The former president's other assets were also on display Thursday. House Speaker J. Dennis Hastert credited Reagan with reviving America's economy and cutting taxes.

"Ronald Reagan helped establish the leadership to give Americans the ability to believe in America again," Hastert said.

"But for one man, the Berlin Wall would still be standing," said Sen. Ted Stevens, R-Alaska, who, like a half-dozen other speakers, credited Reagan with leading communism to its downfall in the Eastern bloc and Soviet Union.

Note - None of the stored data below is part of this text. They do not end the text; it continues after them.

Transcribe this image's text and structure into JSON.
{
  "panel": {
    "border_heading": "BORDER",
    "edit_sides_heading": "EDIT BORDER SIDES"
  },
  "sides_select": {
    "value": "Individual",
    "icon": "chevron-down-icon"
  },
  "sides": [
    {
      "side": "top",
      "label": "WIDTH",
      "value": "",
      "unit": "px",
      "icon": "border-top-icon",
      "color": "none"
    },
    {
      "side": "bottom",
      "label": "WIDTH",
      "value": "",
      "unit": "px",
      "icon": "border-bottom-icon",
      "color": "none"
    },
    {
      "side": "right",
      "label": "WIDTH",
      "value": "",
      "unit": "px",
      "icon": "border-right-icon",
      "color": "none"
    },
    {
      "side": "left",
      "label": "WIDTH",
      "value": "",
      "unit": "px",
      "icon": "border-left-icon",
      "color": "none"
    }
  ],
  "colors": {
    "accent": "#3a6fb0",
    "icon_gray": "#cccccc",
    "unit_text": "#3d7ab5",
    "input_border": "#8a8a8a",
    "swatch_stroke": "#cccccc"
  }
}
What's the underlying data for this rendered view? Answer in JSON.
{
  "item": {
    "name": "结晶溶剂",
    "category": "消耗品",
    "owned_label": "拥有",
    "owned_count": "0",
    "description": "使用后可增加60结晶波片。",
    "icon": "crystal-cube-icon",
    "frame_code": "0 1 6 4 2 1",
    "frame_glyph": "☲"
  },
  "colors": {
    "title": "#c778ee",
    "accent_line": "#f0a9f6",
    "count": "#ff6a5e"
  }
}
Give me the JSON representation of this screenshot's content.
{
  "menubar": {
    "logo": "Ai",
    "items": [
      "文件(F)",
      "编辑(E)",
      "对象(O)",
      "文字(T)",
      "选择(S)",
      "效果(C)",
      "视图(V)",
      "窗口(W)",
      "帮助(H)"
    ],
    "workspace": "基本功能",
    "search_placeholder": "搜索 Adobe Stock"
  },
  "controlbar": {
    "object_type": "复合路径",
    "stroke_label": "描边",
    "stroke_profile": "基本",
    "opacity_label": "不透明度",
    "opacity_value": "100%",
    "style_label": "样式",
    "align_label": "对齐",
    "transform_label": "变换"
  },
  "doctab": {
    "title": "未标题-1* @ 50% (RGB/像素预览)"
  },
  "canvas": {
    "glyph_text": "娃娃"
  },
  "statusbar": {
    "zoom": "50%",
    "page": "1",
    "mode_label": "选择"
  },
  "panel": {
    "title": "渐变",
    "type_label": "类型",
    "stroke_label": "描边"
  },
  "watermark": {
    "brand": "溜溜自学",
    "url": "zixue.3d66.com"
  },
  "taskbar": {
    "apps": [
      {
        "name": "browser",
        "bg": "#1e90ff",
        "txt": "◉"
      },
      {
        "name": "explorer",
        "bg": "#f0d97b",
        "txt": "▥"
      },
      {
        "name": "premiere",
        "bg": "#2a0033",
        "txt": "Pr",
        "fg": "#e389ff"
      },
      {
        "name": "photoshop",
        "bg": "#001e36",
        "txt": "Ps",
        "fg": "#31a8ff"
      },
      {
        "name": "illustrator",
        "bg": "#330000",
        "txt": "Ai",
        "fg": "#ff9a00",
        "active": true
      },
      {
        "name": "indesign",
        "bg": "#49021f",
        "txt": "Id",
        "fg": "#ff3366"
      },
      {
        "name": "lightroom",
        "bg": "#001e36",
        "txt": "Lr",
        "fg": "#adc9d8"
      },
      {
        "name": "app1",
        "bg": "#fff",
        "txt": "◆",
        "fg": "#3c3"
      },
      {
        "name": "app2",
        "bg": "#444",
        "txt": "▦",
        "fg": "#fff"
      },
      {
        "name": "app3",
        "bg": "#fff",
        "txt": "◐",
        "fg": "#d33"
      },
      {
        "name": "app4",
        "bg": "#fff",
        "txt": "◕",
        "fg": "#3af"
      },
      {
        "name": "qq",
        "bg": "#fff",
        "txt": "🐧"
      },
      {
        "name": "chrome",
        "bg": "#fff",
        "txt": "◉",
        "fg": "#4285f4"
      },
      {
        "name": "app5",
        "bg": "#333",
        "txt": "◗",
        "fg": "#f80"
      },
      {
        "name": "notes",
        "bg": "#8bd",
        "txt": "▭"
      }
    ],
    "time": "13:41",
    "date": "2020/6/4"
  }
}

Not everyone is a fan of Reagan, though over time his reputation has become larger than life. However, politics were set aside as the Senate dean Robert Byrd, D-W.Va., and Sen. Harry Reid, D-Nev., participated in the event.

Mrs. Reagan's part of the gold medal citation stems from her 1980s-era anti-drug campaign, "Just Say No."

She is still active in philanthropic work, particularly in funding for Alzheimer's research.

"We hope that this Congressional Gold Medal, the highest honor Congress can bestow, will demonstrate how much we treasure Ronald and Nancy Reagan's contribution to our nation as president and first lady, and as husband and wife," Hastert said.

"Its gold is just a metaphor for how much we treasure you, Mrs. Reagan, Nancy if I may, and the man who has so long been the centerpiece of your life," said Senate Majority Leader Trent Lott, R-Miss. 

The Congressional Gold Medal has only been given to nine presidents and its bestowal requires a two-thirds approval vote by the House and Senate. It can only be given to a recipient while he or she is living or within 25 years of his or her death.

Mrs. Reagan was the toast of the town Wednesday night, when she headlined a fund-raiser for the Ronald Reagan Presidential Library Foundation at the Ronald Reagan Building and International Trade Center.

Mrs. Reagan told the estimated 700 people in attendance the same thing she told those on hand in March 2000 for the dedication of the aircraft carrier USS Reagan.

"I wish, of course, I wish that Ronnie were here. But, somehow, I think he is," she said.

The only previous presidential couple to receive this honor was Gerald and Betty Ford in 1998.

Fox News' James Rosen contributed to this report.